Awadallah is someone who hates any form of administration that could obstruct his decisions or thwart policies that he would like to push through for implementation. Therefore, his presence at various ministries has been at the center of contention and struggle with various ministers and prime ministers alike.   

From an economic standpoint, the public and the elite view Awadallah as the figurehead behind the execution of a number of policies and economic plans that have collectively led to weakening the economy and setting off deep-rooted malfunctions, which require the Treasury to make considerable sacrifices to rectify. 

The public, spectators, elites and economists hold former minister Awadallah responsible for hatching the large number of independent institutions and bodies, which has driven the increase in spending and budget deficit; all as a result of his desire to transfer the Cabinet’s authorities into new branched-out administrative authorities held by institutions, which have become a heavy burden on the state.

There is public consensus that the economic transformation program Awadallah adopted during has time as planning minister, is one of the key factors behind weakening the general budget, having created an independent spending program that operates in parallel to the budget and relies completely on foreign grants, as well as a portion of privatization returns, which is what has weakened the budget in favor of aid to the transformation program.

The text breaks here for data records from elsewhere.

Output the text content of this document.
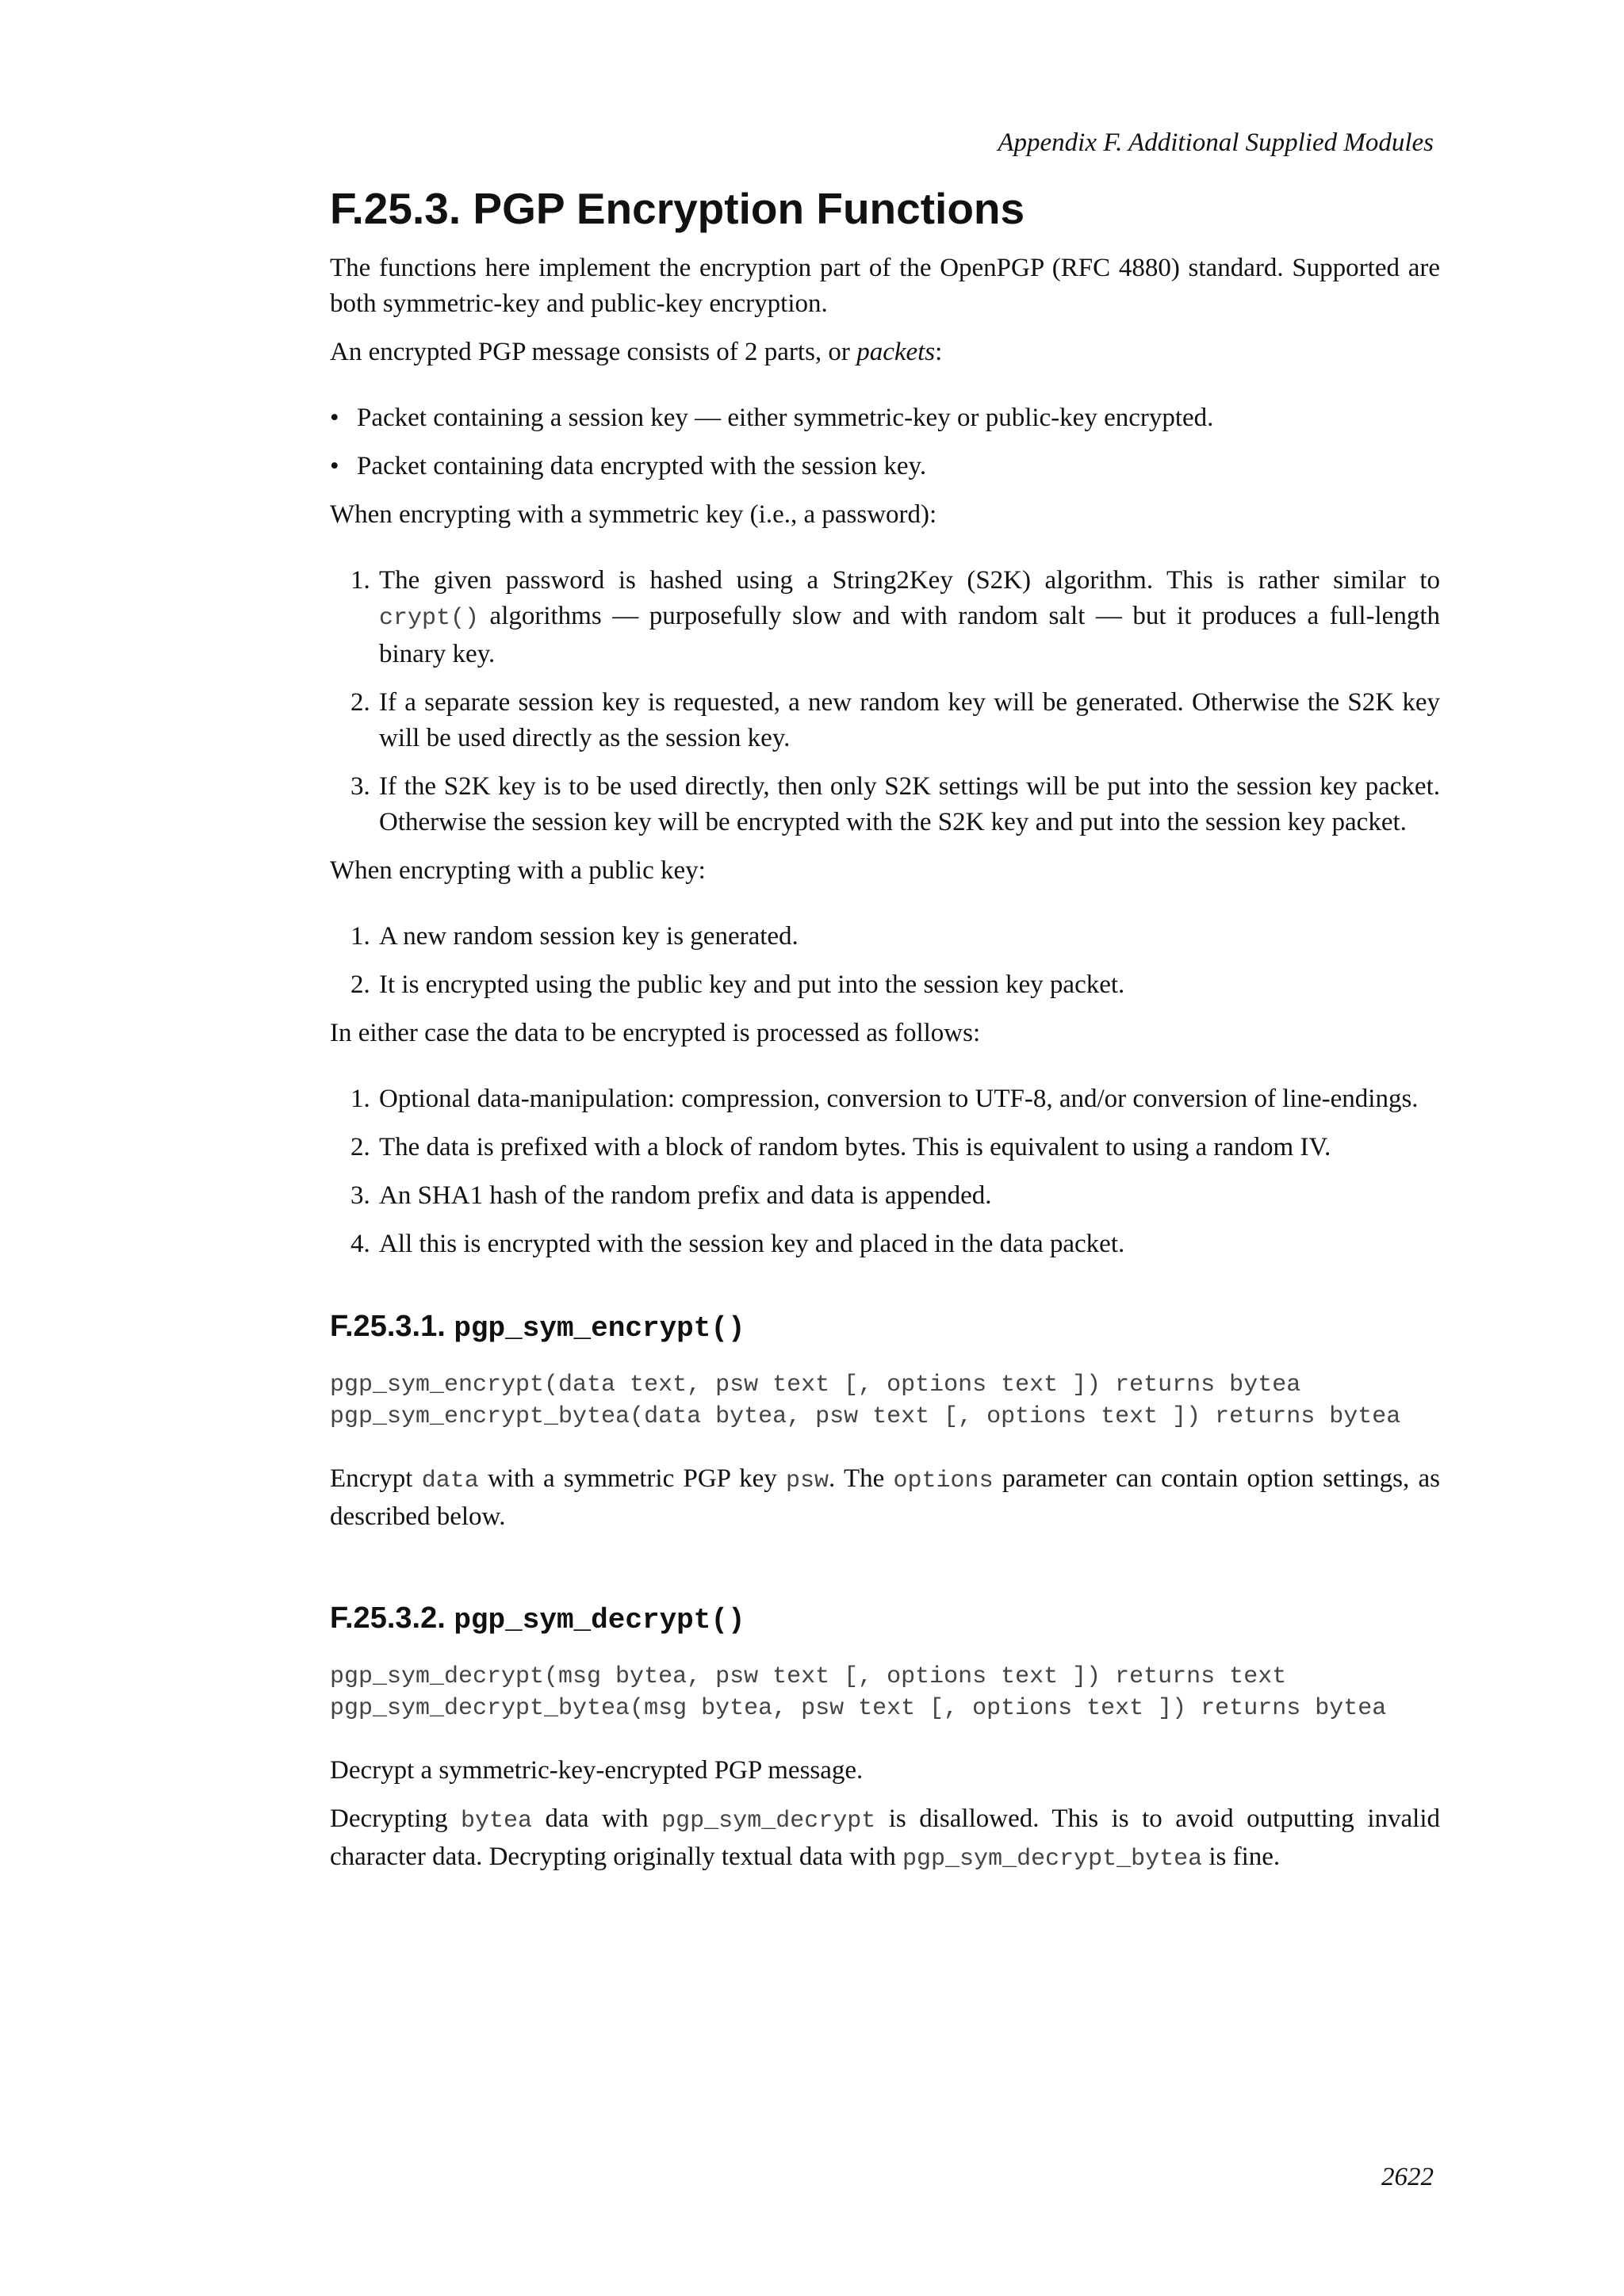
Appendix F. Additional Supplied Modules
F.25.3. PGP Encryption Functions

The functions here implement the encryption part of the OpenPGP (RFC 4880) standard. Supported are both symmetric-key and public-key encryption.

An encrypted PGP message consists of 2 parts, or packets:

• Packet containing a session key — either symmetric-key or public-key encrypted.
• Packet containing data encrypted with the session key.

When encrypting with a symmetric key (i.e., a password):

1. The given password is hashed using a String2Key (S2K) algorithm. This is rather similar to crypt() algorithms — purposefully slow and with random salt — but it produces a full-length binary key.
2. If a separate session key is requested, a new random key will be generated. Otherwise the S2K key will be used directly as the session key.
3. If the S2K key is to be used directly, then only S2K settings will be put into the session key packet. Otherwise the session key will be encrypted with the S2K key and put into the session key packet.

When encrypting with a public key:

1. A new random session key is generated.
2. It is encrypted using the public key and put into the session key packet.

In either case the data to be encrypted is processed as follows:

1. Optional data-manipulation: compression, conversion to UTF-8, and/or conversion of line-endings.
2. The data is prefixed with a block of random bytes. This is equivalent to using a random IV.
3. An SHA1 hash of the random prefix and data is appended.
4. All this is encrypted with the session key and placed in the data packet.
F.25.3.1. pgp_sym_encrypt()
pgp_sym_encrypt(data text, psw text [, options text ]) returns bytea
pgp_sym_encrypt_bytea(data bytea, psw text [, options text ]) returns bytea

Encrypt data with a symmetric PGP key psw. The options parameter can contain option settings, as described below.

F.25.3.2. pgp_sym_decrypt()
pgp_sym_decrypt(msg bytea, psw text [, options text ]) returns text
pgp_sym_decrypt_bytea(msg bytea, psw text [, options text ]) returns bytea

Decrypt a symmetric-key-encrypted PGP message.

Decrypting bytea data with pgp_sym_decrypt is disallowed. This is to avoid outputting invalid character data. Decrypting originally textual data with pgp_sym_decrypt_bytea is fine.

2622
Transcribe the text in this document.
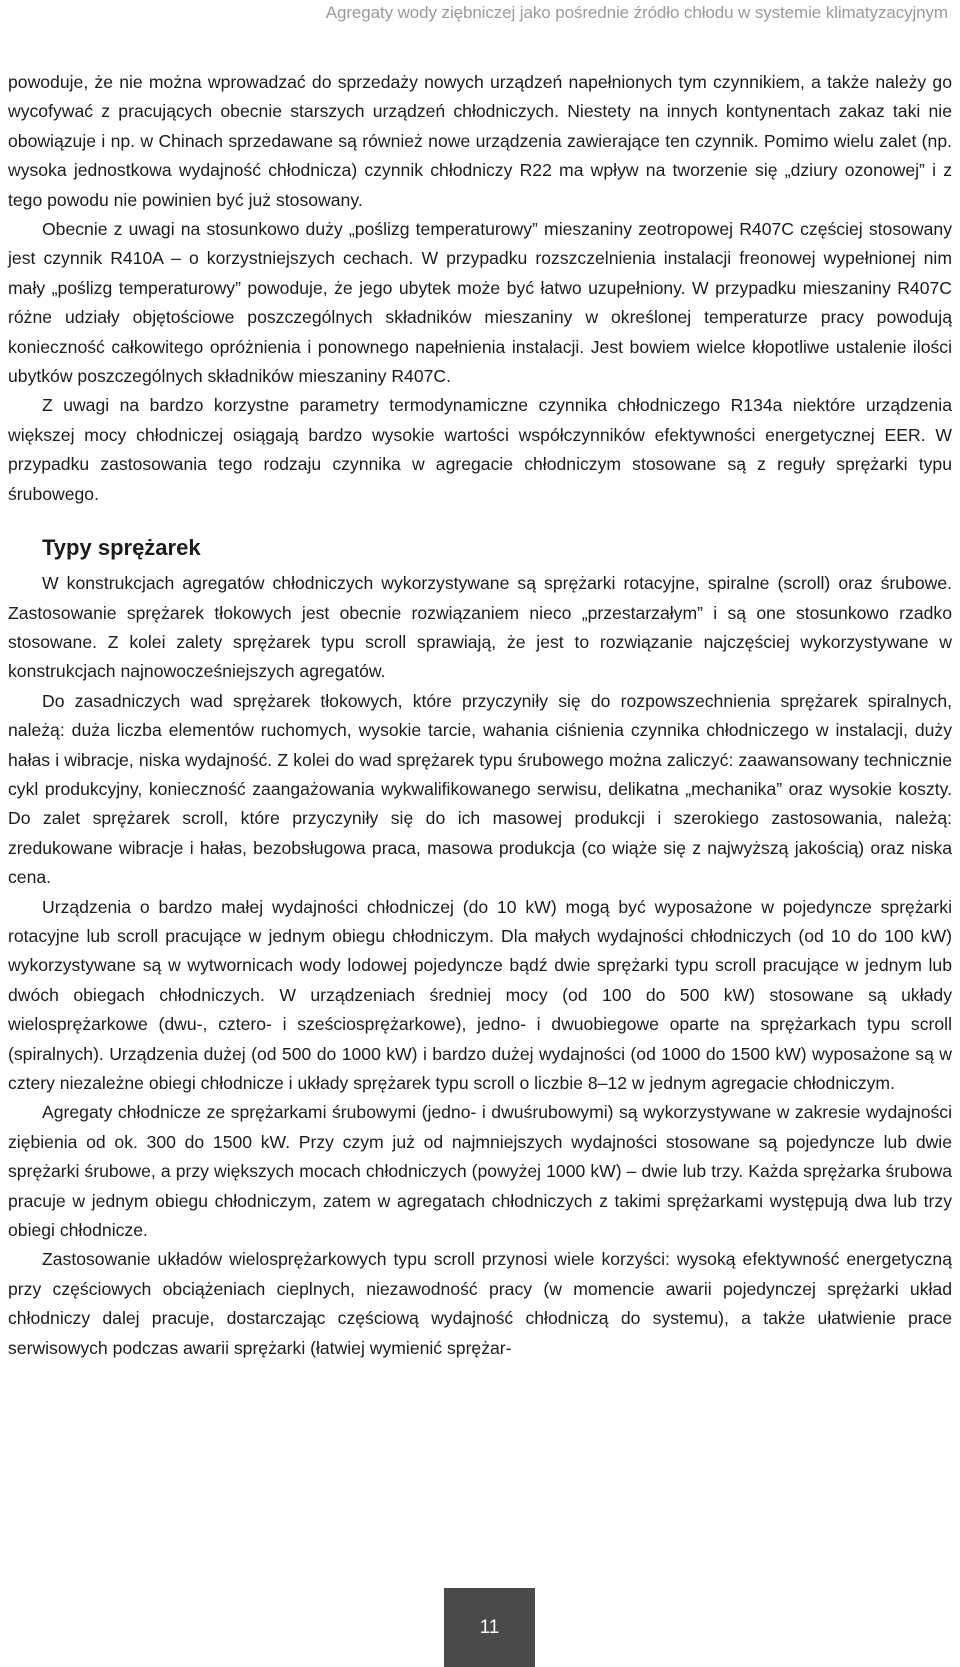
Agregaty wody ziębniczej jako pośrednie źródło chłodu w systemie klimatyzacyjnym

powoduje, że nie można wprowadzać do sprzedaży nowych urządzeń napełnionych tym czynnikiem, a także należy go wycofywać z pracujących obecnie starszych urządzeń chłodniczych. Niestety na innych kontynentach zakaz taki nie obowiązuje i np. w Chinach sprzedawane są również nowe urządzenia zawierające ten czynnik. Pomimo wielu zalet (np. wysoka jednostkowa wydajność chłodnicza) czynnik chłodniczy R22 ma wpływ na tworzenie się „dziury ozonowej” i z tego powodu nie powinien być już stosowany.

Obecnie z uwagi na stosunkowo duży „poślizg temperaturowy” mieszaniny zeotropowej R407C częściej stosowany jest czynnik R410A – o korzystniejszych cechach. W przypadku rozszczelnienia instalacji freonowej wypełnionej nim mały „poślizg temperaturowy” powoduje, że jego ubytek może być łatwo uzupełniony. W przypadku mieszaniny R407C różne udziały objętościowe poszczególnych składników mieszaniny w określonej temperaturze pracy powodują konieczność całkowitego opróżnienia i ponownego napełnienia instalacji. Jest bowiem wielce kłopotliwe ustalenie ilości ubytków poszczególnych składników mieszaniny R407C.

Z uwagi na bardzo korzystne parametry termodynamiczne czynnika chłodniczego R134a niektóre urządzenia większej mocy chłodniczej osiągają bardzo wysokie wartości współczynników efektywności energetycznej EER. W przypadku zastosowania tego rodzaju czynnika w agregacie chłodniczym stosowane są z reguły sprężarki typu śrubowego.

Typy sprężarek

W konstrukcjach agregatów chłodniczych wykorzystywane są sprężarki rotacyjne, spiralne (scroll) oraz śrubowe. Zastosowanie sprężarek tłokowych jest obecnie rozwiązaniem nieco „przestarzałym” i są one stosunkowo rzadko stosowane. Z kolei zalety sprężarek typu scroll sprawiają, że jest to rozwiązanie najczęściej wykorzystywane w konstrukcjach najnowocześniejszych agregatów.

Do zasadniczych wad sprężarek tłokowych, które przyczyniły się do rozpowszechnienia sprężarek spiralnych, należą: duża liczba elementów ruchomych, wysokie tarcie, wahania ciśnienia czynnika chłodniczego w instalacji, duży hałas i wibracje, niska wydajność. Z kolei do wad sprężarek typu śrubowego można zaliczyć: zaawansowany technicznie cykl produkcyjny, konieczność zaangażowania wykwalifikowanego serwisu, delikatna „mechanika” oraz wysokie koszty. Do zalet sprężarek scroll, które przyczyniły się do ich masowej produkcji i szerokiego zastosowania, należą: zredukowane wibracje i hałas, bezobsługowa praca, masowa produkcja (co wiąże się z najwyższą jakością) oraz niska cena.

Urządzenia o bardzo małej wydajności chłodniczej (do 10 kW) mogą być wyposażone w pojedyncze sprężarki rotacyjne lub scroll pracujące w jednym obiegu chłodniczym. Dla małych wydajności chłodniczych (od 10 do 100 kW) wykorzystywane są w wytwornicach wody lodowej pojedyncze bądź dwie sprężarki typu scroll pracujące w jednym lub dwóch obiegach chłodniczych. W urządzeniach średniej mocy (od 100 do 500 kW) stosowane są układy wielosprężarkowe (dwu-, cztero- i sześciosprężarkowe), jedno- i dwuobiegowe oparte na sprężarkach typu scroll (spiralnych). Urządzenia dużej (od 500 do 1000 kW) i bardzo dużej wydajności (od 1000 do 1500 kW) wyposażone są w cztery niezależne obiegi chłodnicze i układy sprężarek typu scroll o liczbie 8–12 w jednym agregacie chłodniczym.

Agregaty chłodnicze ze sprężarkami śrubowymi (jedno- i dwuśrubowymi) są wykorzystywane w zakresie wydajności ziębienia od ok. 300 do 1500 kW. Przy czym już od najmniejszych wydajności stosowane są pojedyncze lub dwie sprężarki śrubowe, a przy większych mocach chłodniczych (powyżej 1000 kW) – dwie lub trzy. Każda sprężarka śrubowa pracuje w jednym obiegu chłodniczym, zatem w agregatach chłodniczych z takimi sprężarkami występują dwa lub trzy obiegi chłodnicze.

Zastosowanie układów wielosprężarkowych typu scroll przynosi wiele korzyści: wysoką efektywność energetyczną przy częściowych obciążeniach cieplnych, niezawodność pracy (w momencie awarii pojedynczej sprężarki układ chłodniczy dalej pracuje, dostarczając częściową wydajność chłodniczą do systemu), a także ułatwienie prace serwisowych podczas awarii sprężarki (łatwiej wymienić sprężar-

11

But the greatest risk posed by the transformation program to the economy has been the introduction of its $1-billion worth of projects into the general budget, which no longer has the capacity to provide new financial allocations to subsidize these projects’ operating expenses. This in turn pushed the then-government to borrow to cover this urgent expense.

The most controversial point in Awadallah’s official career was the Paris Club deal, which he oversaw despite working as head of the Royal Court, not at the ministry; whereby he paid to see the deal through.

The Paris Club agreement was highly controversial at the time, due to its odd form and structure; given that the sum of privatization returns, which stood JD1.65 billion, went into purchasing part of the government’s debt at an 11 percent discount; a rate that was seen as excessive and unreasonable by all measures. Since the deal, debt has been on a dangerous rise and the economy gained nothing from it.

Awadallah has always grabbed the attention of the public and elite. His economic and political leanings cannot be separated, for the man now has hands everywhere and various groups have adopted his rhetoric and style.

I personally consider him the founder of a school of thought that has created chaos in the management of the economic state that Jordanians are still paying the price for.